Child Labor

Labor, Law, The Economy


The above is a picture taken by Lewis Hine for the National Child Labor Committee in 1909, titled Photograph of Bibb Mill No. 1, Macon, GA.” The following news story would make you think we are back in the 19th century:

The nation’s largest employer, and one the nation’s largest corporate political donors, was cited for using children in dangerous jobs in its U.S. stores; and, then got a sweetheart deal that gives the company fifteen days advance notice before the government will initiate any investigation of future violations of federal workplace laws.

According to allegations contained in a settlement agreement with the U.S. Department of Labor, Wal-Mart was engaged in the unconscionable practice of using children to operate hazardous machinery in stores in New Hampshire, Arkansas and Connecticut. The machinery referenced in the case— balers, shredders and compactors— are standard equipment in retail stores, and are commonly associated with injuries involving the crushing or severing of arms and hands. Safety regulations on the books for decades have prohibited employers from using  children to operate the machines. A company the size of Wal-Mart with a long history of operating retail stores should have been well aware of the law as well as the dangers to children in operating the restricted machinery.

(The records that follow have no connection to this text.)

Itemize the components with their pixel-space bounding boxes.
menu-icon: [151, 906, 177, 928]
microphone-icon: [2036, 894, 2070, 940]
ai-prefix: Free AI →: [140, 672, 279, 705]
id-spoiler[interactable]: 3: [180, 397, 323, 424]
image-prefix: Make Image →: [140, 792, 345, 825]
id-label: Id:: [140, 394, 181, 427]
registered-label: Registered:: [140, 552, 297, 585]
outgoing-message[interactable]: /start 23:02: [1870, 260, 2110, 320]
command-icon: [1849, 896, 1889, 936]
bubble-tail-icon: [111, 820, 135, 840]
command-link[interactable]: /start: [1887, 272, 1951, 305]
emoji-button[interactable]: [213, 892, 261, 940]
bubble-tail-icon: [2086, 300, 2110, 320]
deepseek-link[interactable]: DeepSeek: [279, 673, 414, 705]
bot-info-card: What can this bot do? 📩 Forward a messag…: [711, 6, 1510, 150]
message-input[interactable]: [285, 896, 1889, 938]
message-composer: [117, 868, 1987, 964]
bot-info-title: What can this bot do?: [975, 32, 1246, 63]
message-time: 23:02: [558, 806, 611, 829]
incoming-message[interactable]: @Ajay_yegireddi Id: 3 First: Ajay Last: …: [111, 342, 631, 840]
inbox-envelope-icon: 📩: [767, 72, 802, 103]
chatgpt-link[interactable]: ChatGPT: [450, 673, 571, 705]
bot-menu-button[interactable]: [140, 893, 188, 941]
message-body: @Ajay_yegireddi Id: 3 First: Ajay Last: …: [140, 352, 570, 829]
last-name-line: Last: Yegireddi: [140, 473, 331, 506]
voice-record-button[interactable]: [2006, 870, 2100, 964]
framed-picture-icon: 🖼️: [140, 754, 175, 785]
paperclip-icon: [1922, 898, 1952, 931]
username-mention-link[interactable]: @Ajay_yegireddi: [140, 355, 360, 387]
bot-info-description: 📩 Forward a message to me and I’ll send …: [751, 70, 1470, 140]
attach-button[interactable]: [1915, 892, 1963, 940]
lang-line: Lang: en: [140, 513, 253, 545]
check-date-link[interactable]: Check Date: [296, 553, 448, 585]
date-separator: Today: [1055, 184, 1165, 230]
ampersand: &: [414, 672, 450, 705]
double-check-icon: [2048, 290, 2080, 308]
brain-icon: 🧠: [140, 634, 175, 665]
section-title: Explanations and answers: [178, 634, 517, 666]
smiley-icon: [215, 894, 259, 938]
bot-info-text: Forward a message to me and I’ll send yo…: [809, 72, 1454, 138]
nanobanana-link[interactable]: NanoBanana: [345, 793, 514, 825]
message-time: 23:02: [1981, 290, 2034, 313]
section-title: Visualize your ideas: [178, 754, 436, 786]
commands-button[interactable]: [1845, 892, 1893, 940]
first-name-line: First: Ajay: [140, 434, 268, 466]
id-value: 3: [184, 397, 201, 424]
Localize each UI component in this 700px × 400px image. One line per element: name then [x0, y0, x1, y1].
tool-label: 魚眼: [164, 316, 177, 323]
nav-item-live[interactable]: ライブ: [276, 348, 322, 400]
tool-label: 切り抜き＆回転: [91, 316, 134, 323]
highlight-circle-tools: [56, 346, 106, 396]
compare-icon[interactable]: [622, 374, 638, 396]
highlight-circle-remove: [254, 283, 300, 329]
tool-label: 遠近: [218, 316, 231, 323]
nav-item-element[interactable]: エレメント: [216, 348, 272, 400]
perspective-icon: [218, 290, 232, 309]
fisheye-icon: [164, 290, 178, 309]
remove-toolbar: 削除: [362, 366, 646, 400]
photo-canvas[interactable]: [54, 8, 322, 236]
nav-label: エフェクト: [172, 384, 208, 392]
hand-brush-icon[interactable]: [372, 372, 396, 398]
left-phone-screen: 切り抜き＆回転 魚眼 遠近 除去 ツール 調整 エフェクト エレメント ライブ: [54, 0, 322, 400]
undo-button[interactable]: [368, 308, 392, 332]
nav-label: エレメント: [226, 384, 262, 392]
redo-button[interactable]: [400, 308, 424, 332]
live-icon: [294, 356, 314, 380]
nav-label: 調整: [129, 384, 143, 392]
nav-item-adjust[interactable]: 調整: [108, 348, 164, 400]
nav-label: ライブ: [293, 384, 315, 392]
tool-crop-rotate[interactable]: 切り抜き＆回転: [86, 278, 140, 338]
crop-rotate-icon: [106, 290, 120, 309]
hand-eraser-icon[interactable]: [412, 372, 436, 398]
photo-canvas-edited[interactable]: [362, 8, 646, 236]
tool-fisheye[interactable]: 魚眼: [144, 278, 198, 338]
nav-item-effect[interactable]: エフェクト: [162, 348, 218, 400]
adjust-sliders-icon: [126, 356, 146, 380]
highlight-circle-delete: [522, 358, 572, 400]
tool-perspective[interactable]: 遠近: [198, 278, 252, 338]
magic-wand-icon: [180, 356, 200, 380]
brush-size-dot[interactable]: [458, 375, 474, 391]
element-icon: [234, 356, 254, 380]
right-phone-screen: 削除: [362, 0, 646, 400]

While the corporate giant with billions of dollars in revenue agreed to pay a $135,000 fine, its representatives got a sweetheart deal that could insulate the company from getting caught in future violations. Wal-Mart gets fifteen days written notice of any government investigation or audit. Wal-Mart can work a child on a compacting machine or baler without fear of any unannounced enforcement action, and simply reassign the child worker during the time of the prearranged inspection. Further, the agreement allows the company ten days to correct the violation. A literal reading of the agreement would allow Wal-Mart to continue to put children at risk for over a week even if the government uncovered the violation.

Here are some stats on compacting machine fatalities (note: this is just fatalities, not all injuries):

During 1992–2002, FACE received 20 reports of compactor-related fatalities. All of the fatally injured workers were males whose ages ranged from 16 to 72 and were either caught in or crushed by the machine. In-depth investigations were conducted for 13 of these cases in which the victim was crushed in the compacting chamber or suffered amputation from being caught between the ram and the compacting chamber walls. In all cases, the fatally injured worker either reached or fell into the compression chamber. One or more additional risks were also present in each case. In five of the cases, the victim had been in the process of clearing jammed material from the machine just before the injury. In six of the cases, the machine cycled automatically when the victim entered the compacting chamber; and in three of the cases, coworkers activated the machine without knowing that a worker was inside the compacting chamber. In two of the cases, the fatally injured worker was attempting to retrieve material from the machine.